The hard drives used were identical; Patriot Burst 240GB SSD s.

make clean && make depend;

then:

FreeBSD 14.0

/usr//bin/time make -j 8

...much hullabaloo...

151.22 real 1025.83 user 32.37 sys

Ok, now I shut down and fired up my FreeBSD 13.2 disk on the same system and ran config, make clean and make depend on the same configuration.

FreeBSD 13.2

/usr//bin/time make -j 8

...much hullabaloo...

144.60 real 967.90 user 34.07 sys

So according to this, the FreeBSD 13.2 system was 7 seconds faster. Nothing to light your hair on fire over, but a difference nonetheless.

Now the benchmark I saw ran the benchmark on a 64 core Epyc CPU, so I thought maybe freeBSD 14 handled a larger number of cores substantially better. So I re-ran the test using 20 cores. Note I never like to use all of them because then other stuff in the system trying to run can compromise the results.

FreeBSD 14.0

/usr//bin/time make -j 20

...much hullabaloo...

109.48 real 1505.26 user 44.66 sys

FreeBSD 13.2

/usr//bin/time make -j 20

...much hullabaloo...

92.70 real 1442.11 user 46.25 sys

So using 20 cores, the difference was more; almost 17 seconds.

Conclusion

Anecdotally I didn't believe that FreeBSD 14 was much faster than 13.2, and a practical test on a 24 core system showed that to be true. Now there are differences between the 2 systems; different version of the CLANG compiler. FreeBSD 14 has 2026 object files and FreeBSD 13,2 has 1997. So that difference could be the equalizer in this particular un-scientific test.
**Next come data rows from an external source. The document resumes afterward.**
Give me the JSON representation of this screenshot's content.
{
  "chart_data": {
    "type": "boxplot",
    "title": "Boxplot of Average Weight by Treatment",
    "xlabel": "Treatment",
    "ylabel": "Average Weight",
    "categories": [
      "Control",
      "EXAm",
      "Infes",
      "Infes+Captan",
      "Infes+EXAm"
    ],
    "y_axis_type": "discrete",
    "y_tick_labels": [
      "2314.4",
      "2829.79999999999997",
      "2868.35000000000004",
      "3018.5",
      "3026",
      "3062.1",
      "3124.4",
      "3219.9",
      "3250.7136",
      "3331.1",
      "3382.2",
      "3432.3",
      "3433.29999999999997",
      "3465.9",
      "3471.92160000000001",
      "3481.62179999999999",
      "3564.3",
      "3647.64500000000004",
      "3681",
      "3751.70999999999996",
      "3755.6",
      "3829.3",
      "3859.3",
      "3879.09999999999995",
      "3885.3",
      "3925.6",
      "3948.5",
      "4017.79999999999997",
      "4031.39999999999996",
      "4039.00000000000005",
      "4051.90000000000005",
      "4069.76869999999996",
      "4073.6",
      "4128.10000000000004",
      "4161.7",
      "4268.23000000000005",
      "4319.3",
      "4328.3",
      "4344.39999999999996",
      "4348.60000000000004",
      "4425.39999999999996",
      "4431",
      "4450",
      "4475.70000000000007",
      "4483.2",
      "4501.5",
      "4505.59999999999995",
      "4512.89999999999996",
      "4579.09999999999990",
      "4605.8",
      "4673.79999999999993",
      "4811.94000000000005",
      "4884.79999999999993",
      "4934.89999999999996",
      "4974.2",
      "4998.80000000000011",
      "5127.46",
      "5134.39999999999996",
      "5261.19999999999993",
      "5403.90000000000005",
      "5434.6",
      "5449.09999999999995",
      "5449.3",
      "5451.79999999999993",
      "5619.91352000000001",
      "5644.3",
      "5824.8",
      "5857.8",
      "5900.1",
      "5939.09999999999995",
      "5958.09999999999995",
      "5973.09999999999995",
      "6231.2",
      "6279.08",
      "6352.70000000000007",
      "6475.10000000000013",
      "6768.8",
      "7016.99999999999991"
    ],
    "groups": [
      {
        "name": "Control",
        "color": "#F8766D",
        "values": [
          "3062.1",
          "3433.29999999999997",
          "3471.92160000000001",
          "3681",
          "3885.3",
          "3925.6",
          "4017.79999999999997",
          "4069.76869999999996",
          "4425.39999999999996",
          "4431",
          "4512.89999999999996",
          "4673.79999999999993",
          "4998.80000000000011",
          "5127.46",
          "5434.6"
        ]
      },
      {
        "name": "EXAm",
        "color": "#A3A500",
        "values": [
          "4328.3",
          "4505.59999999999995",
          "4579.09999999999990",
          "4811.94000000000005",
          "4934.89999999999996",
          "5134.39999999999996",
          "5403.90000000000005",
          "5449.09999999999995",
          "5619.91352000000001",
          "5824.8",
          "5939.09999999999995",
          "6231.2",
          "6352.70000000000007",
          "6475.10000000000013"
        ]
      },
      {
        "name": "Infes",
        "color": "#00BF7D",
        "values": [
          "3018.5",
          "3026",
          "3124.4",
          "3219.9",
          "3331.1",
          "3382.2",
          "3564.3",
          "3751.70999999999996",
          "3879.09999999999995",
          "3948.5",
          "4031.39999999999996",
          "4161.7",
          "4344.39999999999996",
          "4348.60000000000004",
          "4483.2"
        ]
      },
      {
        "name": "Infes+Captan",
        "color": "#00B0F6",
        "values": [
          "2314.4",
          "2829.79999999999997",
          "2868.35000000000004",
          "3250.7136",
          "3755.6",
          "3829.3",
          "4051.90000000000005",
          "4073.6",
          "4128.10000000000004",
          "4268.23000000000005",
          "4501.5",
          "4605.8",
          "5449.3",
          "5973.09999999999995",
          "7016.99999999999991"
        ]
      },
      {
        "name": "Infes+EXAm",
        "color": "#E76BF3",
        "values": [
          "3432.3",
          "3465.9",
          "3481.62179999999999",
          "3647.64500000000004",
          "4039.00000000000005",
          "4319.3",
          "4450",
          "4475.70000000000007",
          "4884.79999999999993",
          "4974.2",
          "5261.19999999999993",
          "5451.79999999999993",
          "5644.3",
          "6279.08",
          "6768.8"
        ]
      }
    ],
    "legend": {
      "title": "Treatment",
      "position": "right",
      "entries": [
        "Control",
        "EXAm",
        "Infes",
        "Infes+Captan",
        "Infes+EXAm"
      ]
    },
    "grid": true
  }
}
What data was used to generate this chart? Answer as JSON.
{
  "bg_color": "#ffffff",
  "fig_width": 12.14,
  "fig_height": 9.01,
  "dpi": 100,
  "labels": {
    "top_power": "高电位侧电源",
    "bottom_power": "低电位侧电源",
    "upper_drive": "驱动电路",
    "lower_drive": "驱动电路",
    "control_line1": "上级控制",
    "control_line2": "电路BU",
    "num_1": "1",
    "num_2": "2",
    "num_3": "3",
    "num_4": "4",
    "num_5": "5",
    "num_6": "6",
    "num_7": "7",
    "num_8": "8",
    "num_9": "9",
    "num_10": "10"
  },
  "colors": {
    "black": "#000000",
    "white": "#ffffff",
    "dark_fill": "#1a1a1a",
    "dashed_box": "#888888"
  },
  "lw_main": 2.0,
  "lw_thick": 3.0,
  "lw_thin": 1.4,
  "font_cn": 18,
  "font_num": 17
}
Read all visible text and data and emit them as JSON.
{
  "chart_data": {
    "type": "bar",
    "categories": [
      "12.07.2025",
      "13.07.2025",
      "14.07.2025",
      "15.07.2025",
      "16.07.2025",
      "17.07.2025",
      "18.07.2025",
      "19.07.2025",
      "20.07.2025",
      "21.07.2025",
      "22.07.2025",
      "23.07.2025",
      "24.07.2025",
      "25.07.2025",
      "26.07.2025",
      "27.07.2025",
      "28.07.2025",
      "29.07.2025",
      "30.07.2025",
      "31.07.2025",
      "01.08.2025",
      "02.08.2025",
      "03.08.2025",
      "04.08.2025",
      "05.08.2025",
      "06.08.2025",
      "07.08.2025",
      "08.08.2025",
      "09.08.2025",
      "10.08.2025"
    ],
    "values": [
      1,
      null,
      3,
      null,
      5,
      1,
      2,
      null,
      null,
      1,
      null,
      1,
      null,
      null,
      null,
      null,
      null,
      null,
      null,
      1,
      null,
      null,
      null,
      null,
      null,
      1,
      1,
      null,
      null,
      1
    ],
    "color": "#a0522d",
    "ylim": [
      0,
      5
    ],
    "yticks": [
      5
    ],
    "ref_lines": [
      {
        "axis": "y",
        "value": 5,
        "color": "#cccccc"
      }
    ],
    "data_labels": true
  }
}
My feeling is that there was something unusual about the published benchmarks on FreeBSD 14; perhaps just more efficiency with the Epyc cpu or a misconfigured 13.2 system. From my use of both systems for the past few months and these practical tests, I'd say FreeBSD 13.2 and FreeBSD 14.0 are both very fast, but FreeBSD 14 isn't must faster if at all.